Lightman Jarvis Ecstatic Band Release Debut Album ‘Banned’ Today
Lightman Jarvis Ecstatic Band, the new project by underground Canadian artists and partners Yves Jarvis and Romy Lightman, has released its debut album today titled Banned.
“This album is a loose manifesto in our shared vision for a way of being,” says Lightman. “It’s about our relationship and the dynamics in that. There’s an epic-ness to it and tension at times. We’ve been developing our collaborative process since spending our time together at the Tree Museum intermittently for the past two years. It’s like the ways particles collide. There’s an alchemical aspect to it with these base components slamming together.”
As Lightman mentions, Banned was recorded in the tranquil environment of the Tree Museum, an outdoor art gallery in rural Ontario hosting residencies for contemporary sculptors over the past 20 years. The pair credit its 200 acres of natural spaces intermingling with human-made creations as the fuel for their unfettered process. Recorded over two weeks in a free-flowing stream of improvisation, the album finds Lightman on synthesizer with Jarvis on drums and guitar, as their voices weave together into an electrified pastoral tapestry.

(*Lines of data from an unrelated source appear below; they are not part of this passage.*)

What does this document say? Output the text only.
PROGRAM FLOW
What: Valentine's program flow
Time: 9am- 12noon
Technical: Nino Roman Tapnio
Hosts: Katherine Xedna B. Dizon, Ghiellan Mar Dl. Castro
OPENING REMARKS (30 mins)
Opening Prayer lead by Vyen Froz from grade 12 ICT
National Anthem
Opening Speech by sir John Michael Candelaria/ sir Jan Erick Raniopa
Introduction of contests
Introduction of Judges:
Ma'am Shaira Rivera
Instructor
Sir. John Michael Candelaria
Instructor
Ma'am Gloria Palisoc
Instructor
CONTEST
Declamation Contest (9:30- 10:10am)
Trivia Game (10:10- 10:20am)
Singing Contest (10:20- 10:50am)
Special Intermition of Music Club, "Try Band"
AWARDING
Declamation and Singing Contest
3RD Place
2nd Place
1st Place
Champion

Beyond leaving the city behind to live alone in the woods, the album title Banned also highlights an element of risk. Like late ’60s counterculture musical Hair, the duo reject notions of repression with unspoken celebrations of naturalism, openness, and sexual liberation. These 15 songs offer an ephemeral intimacy and invitation to express free love that can only occur when artists welcome listeners into their private world.
For both musicians, the album’s ad hoc creation offered a chance to challenge themselves: Jarvis defying his solitary practice to record with another person, while open jams provided Lightman an alternative to her preference for thoroughly composed songwriting. Subverting any expectations for a collaborative release made by a couple, they skip past cute or romantic and aim straight for ecstasy.
“Ecstasy is perverse and sacred,” says Jarvis. “To display ecstatic joy like we do on this album is a vulnerable thing. First and foremost it’s about our desire for creative expression and the curiosity around that. It should be censored, but it won’t be.”